Not even this gave pause to Corbyn’s apologists in Britain’s pseudo-left groups. Momentum, the Stop the War Coalition, and the Stalinist Morning Star refused to mention Corbyn’s absence. The Socialist Workers Party claimed pathetically that he had been “committed elsewhere”. The Socialist Party suggested politely that he had made a “mistake”.

Today, just as Corbyn cannot bring himself to speak Blair’s name as he tries desperately to argue that workers must remain loyal to Labour, so too the pseudo-left cannot explain—while making their ad hominem denunciations of Blair—why he is in a position to receive his knighthood after the Labour “left” they so steadfastly championed led the party for nearly five years.

If there was ever a time for Labour members to deal with Blair, it was 2016. Corbyn, however, used the year to turn the massive popular movement which twice secured his election into a rout. The result is that five years later, Sir Anthony Charles Lynton Blair KG is being praised by Starmer as the leader of the pro-big business, pro-imperialist, pro-war party Corbyn inherited from Ed Miliband and then left untouched.

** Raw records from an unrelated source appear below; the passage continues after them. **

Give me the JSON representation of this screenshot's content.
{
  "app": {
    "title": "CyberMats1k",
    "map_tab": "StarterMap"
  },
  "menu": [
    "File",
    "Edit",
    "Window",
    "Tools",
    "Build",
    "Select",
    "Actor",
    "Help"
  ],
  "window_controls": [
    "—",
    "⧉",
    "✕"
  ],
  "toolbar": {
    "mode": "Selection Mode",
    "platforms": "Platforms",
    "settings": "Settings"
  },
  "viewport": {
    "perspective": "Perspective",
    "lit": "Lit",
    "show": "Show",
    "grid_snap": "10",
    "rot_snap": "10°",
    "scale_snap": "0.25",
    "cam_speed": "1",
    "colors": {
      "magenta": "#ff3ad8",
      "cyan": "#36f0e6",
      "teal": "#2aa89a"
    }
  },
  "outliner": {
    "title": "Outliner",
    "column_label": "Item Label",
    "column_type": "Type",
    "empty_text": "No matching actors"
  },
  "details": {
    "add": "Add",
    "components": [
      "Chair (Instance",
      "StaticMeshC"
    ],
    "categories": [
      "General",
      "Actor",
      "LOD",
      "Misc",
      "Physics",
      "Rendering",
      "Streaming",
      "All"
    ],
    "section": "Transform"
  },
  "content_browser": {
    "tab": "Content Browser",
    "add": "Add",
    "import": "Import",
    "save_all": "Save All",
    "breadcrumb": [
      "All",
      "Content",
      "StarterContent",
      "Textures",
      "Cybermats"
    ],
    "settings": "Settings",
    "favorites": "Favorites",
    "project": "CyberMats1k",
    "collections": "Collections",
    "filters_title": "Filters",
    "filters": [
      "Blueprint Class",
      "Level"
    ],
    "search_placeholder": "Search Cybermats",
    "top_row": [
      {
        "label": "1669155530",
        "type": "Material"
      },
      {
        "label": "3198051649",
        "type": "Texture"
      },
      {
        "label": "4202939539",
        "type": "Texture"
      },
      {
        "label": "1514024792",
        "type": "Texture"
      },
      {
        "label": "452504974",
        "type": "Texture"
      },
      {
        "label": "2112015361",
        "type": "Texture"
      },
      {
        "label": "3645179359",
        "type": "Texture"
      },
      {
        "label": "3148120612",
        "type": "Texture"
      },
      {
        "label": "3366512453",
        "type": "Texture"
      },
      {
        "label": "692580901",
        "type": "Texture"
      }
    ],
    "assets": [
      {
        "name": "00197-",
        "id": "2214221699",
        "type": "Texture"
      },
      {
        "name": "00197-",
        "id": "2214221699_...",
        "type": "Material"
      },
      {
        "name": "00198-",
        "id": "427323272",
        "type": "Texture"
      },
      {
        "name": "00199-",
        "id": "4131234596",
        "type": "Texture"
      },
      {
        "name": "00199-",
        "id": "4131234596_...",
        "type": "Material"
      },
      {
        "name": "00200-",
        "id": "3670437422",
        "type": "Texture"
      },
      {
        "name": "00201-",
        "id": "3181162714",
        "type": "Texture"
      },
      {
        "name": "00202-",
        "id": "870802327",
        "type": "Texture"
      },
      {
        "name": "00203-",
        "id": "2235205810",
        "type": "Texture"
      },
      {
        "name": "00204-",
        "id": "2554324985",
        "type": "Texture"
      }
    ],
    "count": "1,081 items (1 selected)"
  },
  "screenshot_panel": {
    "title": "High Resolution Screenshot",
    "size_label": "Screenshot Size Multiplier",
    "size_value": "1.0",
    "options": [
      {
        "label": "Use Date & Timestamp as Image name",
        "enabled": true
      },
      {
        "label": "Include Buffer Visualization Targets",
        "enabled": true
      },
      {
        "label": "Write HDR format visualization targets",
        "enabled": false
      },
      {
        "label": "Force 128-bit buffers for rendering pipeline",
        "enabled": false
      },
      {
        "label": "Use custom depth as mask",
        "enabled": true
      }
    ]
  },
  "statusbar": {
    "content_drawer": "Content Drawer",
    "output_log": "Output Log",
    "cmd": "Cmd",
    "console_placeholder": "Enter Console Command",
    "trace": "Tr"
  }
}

The anger directed against Blair is more properly the common property of the entire Labour Party, including its shrinking and widely discredited left apologists. The years during which Corbyn and his various acolytes promised that Labour could be pushed to the left and would act as a political champion of the working class proved to be an unmitigated disaster. Corbyn gave Labour back to the Blairites and, having allowed his own supporters to be witch-hunted and expelled amid lying accusations of anti-Semitism, is still on the stump for Labour even though he has been suspended from the parliamentary party.

He does so after his betrayal of the mass support he enjoyed handed power to Boris Johnson and the Conservatives in 2019, leaving millions facing a de-facto government of national unity implementing a herd immunity agenda that has claimed over 174,000 lives. The mass socialist movement desperately needed by the working class to take on capitalism and all its political defenders will only be developed in uncompromising opposition to everything both Blair and Corbyn represent.